Reassessing How to Compare and Improve the Calibration of Machine Learning Models

Published: 22 Jan 2025, Last Modified: 23 Feb 2025ICLR 2025 PosterEveryoneRevisionsBibTeXCC BY 4.0
Keywords: calibration, proper scoring rules, ECE, kernel regression
TL;DR: Reporting just test error and calibration error can be misleading, we provide a way to jointly plot calibration and generalization error and provide an analysis of the method.
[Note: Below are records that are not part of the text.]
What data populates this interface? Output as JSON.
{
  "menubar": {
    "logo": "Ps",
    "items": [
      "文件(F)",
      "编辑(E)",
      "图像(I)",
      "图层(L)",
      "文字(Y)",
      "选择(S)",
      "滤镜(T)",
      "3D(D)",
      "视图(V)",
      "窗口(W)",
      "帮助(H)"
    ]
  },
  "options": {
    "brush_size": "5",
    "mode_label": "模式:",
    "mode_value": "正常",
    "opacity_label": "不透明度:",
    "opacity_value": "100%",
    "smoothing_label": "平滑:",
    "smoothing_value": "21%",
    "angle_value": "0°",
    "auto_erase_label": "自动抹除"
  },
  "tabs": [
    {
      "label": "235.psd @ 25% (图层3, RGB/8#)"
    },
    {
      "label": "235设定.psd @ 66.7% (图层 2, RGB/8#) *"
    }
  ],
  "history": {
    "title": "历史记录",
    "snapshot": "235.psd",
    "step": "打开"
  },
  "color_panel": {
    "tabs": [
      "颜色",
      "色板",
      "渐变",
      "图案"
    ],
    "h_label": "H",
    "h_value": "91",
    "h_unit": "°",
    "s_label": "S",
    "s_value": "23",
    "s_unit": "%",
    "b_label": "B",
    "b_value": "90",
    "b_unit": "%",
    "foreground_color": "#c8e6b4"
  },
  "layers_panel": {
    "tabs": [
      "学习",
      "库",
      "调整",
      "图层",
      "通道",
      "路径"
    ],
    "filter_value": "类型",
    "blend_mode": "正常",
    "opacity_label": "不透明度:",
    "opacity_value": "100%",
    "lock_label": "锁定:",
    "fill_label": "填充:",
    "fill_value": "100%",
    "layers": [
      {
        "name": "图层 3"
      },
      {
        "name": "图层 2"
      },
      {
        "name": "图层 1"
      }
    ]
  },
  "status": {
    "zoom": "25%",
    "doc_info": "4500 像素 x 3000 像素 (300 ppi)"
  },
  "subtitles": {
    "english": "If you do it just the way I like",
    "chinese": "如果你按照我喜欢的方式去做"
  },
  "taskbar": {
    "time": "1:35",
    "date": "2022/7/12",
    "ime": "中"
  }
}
Abstract: A machine learning model is calibrated if its predicted probability for an outcome matches the observed frequency for that outcome conditional on the model prediction. This property has become increasingly important as the impact of machine learning models has continued to spread to various domains. As a result, there are now a dizzying number of recent papers on measuring and improving the calibration of (specifically deep learning) models. In this work, we reassess the reporting of calibration metrics in the recent literature. We show that there exist trivial recalibration approaches that can appear seemingly state-of-the-art unless calibration and prediction metrics (i.e. test accuracy) are accompanied by additional generalization metrics such as negative log-likelihood. We then use a calibration-based decomposition of Bregman divergences to develop a new extension to reliability diagrams that jointly visualizes calibration and generalization error, and show how our visualization can be used to detect trade-offs between calibration and generalization. Along the way, we prove novel results regarding the relationship between full calibration error and confidence calibration error for Bregman divergences. We also establish the consistency of the kernel regression estimator for calibration error used in our visualization approach, which generalizes existing consistency results in the literature.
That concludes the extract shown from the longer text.